While the opioid epidemic has earned a place in the national spotlight in recent years, our understanding of how the crisis went from bad to worse is still coming into focus. To that end, the Washington Post and “60 Minutes” have done some important reporting.
The Post published an amazing piece yesterday explaining that early last year, Congress “effectively stripped the Drug Enforcement Administration of its most potent weapon against large drug companies suspected of spilling prescription narcotics onto the nation’s streets.” The point of the measure was to “weaken aggressive DEA enforcement efforts against drug distribution companies that were supplying corrupt doctors and pharmacists who peddled narcotics to the black market.”

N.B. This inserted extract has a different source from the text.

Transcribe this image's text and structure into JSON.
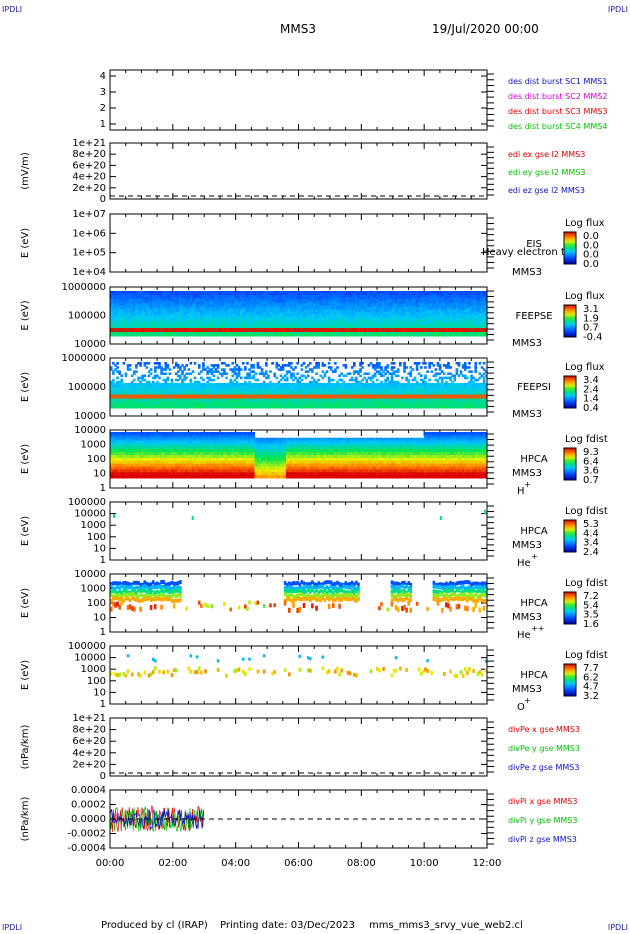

And leading the way on the effort was Tom Marino, a Republican congressman from Pennsylvania, who championed the controversial legislation, which seems tough to defend.
For years, some drug distributors were fined for repeatedly ignoring warnings from the DEA to shut down suspicious sales of hundreds of millions of pills, while they racked up billions of dollars in sales.
The new law makes it virtually impossible for the DEA to freeze suspicious narcotic shipments from the companies, according to internal agency and Justice Department documents and an independent assessment by the DEA’s chief administrative law judge in a soon-to-be-published law review article. That powerful tool had allowed the agency to immediately prevent drugs from reaching the street.
As the piece explained, the nation’s major drug distributors hired a former DEA insider to help formulate a strategy, and then invested in an ambitious lobbying campaign, which included at least $1.5 million in political action committee contributions to the small number of lawmakers who helped advance the issue.